Mixing with Julia

We have such a mixture now, such a fusion of different genres. 
Ryszard Kapuscinski

A while ago, I wrote a small app in Julia. In some of my other work, I needed to look at some data that could be modeled as being drawn from a mixture of probability distributions.  There are many packages available in R and Python for analyzing mixture models. However, since version 1.1 of Julia was released recently, I decided to renew my acquaintance  with the language by using it to build a simple mixture of normal (Gaussian) distributions. Although Julia provides methods for handling mixture models, I wanted to build my own routine for analysis to get some practice with Julia.

Finite Mixture Models


A mixture model is a probabilistic distribution that combines a set of components to represent the overall distribution. That is, given a set of data ${\mathbf{X}} = \{ {{\mathbf{x}}_1},{{\mathbf{x}}_2}...{{\mathbf{x}}_n}\} $ where each ${{\mathbf{x}}_{\mathbf{i}}}$ is an m element  vector, we assume that the distribution of the data is given by a finite mixture of  components:

\[p({\mathbf{X}}|\Theta ) = \sum\limits_{k = 1}^K {{\lambda _k}{p_k}({\mathbf{X}}|} \,{{\mathbf{h}}_k},{\theta _k})\]

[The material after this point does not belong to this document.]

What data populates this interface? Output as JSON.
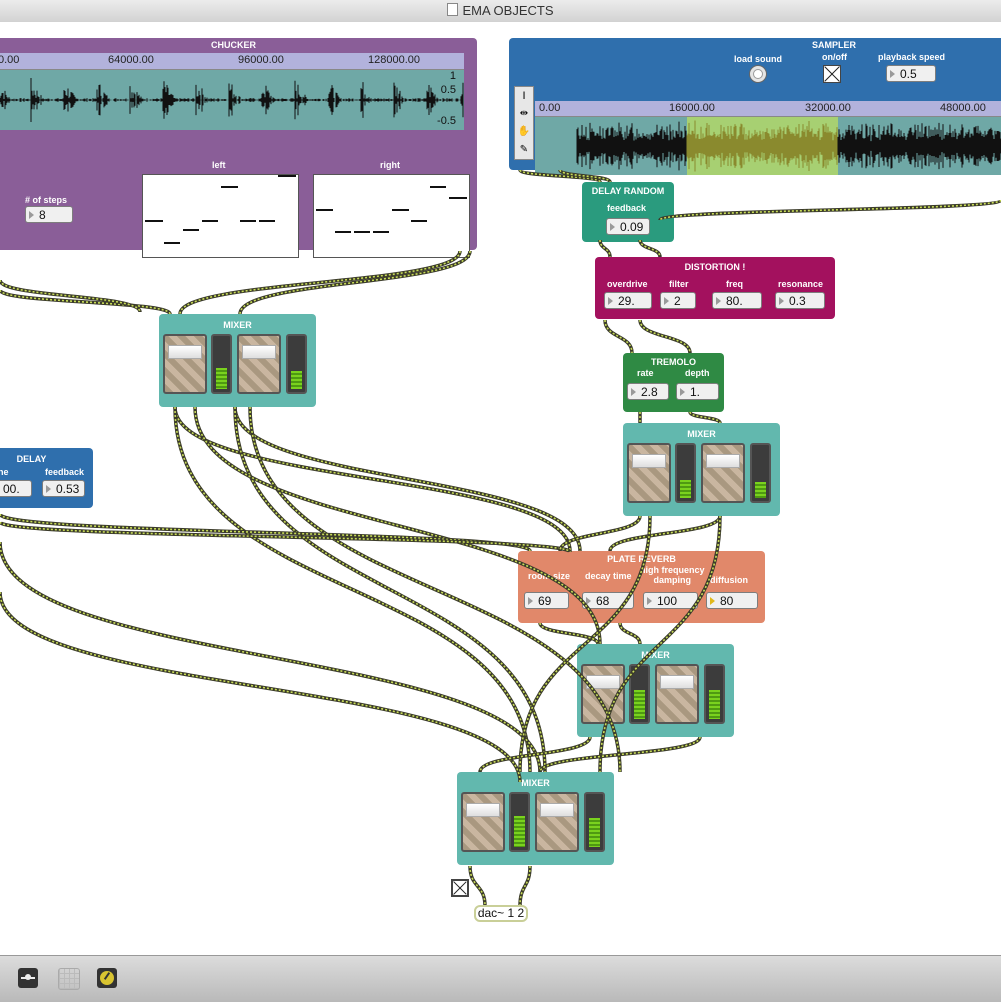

${p_k}({\mathbf{X}}|\,{{\mathbf{h}}_k},{\theta _k})$ are mixture components, i.e. distributions over ${\mathbf{X}}$ with parameters ${\theta _k}$.

${\lambda _k} = p({{\mathbf{h}}_k})$ are mixture weights. They represent the probability that ${{\mathbf{x}}_k}$ was generated by component k. $\sum\limits_{k = 1}^K {{\lambda _k} = 1} $.

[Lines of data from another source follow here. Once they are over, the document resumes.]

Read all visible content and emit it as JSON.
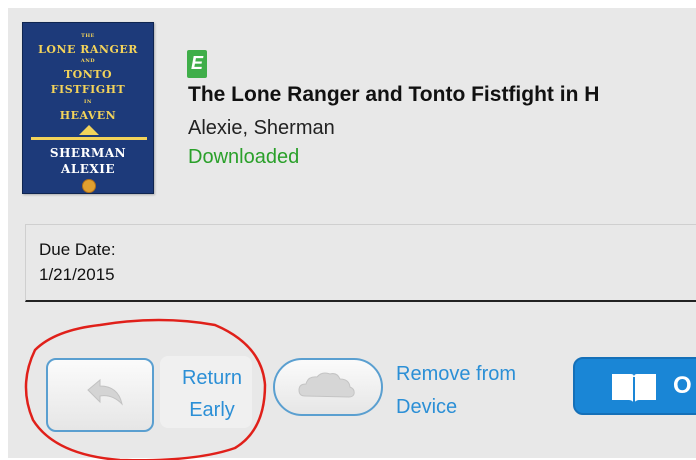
{
  "book": {
    "cover": {
      "title_line1": "LONE RANGER",
      "title_and": "AND",
      "title_line2": "TONTO",
      "title_line3": "FISTFIGHT",
      "title_in": "IN",
      "title_line4": "HEAVEN",
      "author_line1": "SHERMAN",
      "author_line2": "ALEXIE",
      "colors": {
        "background": "#1d3a7a",
        "title_text": "#f3d35a"
      }
    },
    "format_icon": "ebook-icon",
    "format_glyph": "E",
    "title": "The Lone Ranger and Tonto Fistfight in H",
    "author": "Alexie, Sherman",
    "status": "Downloaded"
  },
  "due": {
    "label": "Due Date:",
    "value": "1/21/2015"
  },
  "actions": {
    "return_icon": "return-arrow-icon",
    "return_label_1": "Return",
    "return_label_2": "Early",
    "remove_icon": "cloud-icon",
    "remove_label_1": "Remove from",
    "remove_label_2": "Device",
    "open_icon": "open-book-icon",
    "open_label": "O"
  },
  "colors": {
    "accent_blue": "#2b8fd6",
    "status_green": "#2aa02a",
    "annotation_red": "#e0201a"
  }
}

${{\mathbf{h}}_k}$ is a binary indicator vector.  ${h_{ik}} = 1$ indicates that ${{\mathbf{x}}_i}$ was generated by mixture component k. Only one element of ${h_{ \bullet k}}$ can be non-zero.

$\Theta  = \{ {\lambda _1}...{\lambda _K},{\theta _1}...{\theta _K}\} $ is the complete set of parameters for the mixture model.

There's a nice description of the basics of mixture models here that the above is based on.

Using Bayes rule, we can compute a "weight", i.e. the probability of ${{\mathbf{x}}_i}$ being drawn from distribution k.

\[{w_{ik}} = p({z_{ik}} = 1|{{\mathbf{x}}_i},\Theta ) = \frac{{{p_k}({{\mathbf{x}}_i}|{{\mathbf{z}}_k},{\theta _k}){\lambda _k}}}{{\sum\limits_{l = 1}^K {{p_l}({{\mathbf{x}}_i}|{{\mathbf{z}}_l},{\theta _l}){\lambda _l}} }};1 \leqslant i \leqslant N;1 \leqslant k \leqslant K\]

N is the number of data points.

Mixture of Normals


If ${p_k}({{\mathbf{x}}_i}|{{\mathbf{z}}_k},{\theta _k}) \sim N({\mu_i},{\theta _k})$ the model is a mixture of normal or Gaussian distributions. In this case ${\theta _k} = \{ {\mu _k},\sigma _k^2\} $.

Our task is, given a set of data, estimate ${\mu _k}$, $\sigma _k^2$, and ${\lambda _k}$ for each component.

Generating Data


Let's generate some data from a mixture model. We will sample data from a three component mixture of normal distributions. We'll use the following values to generate data.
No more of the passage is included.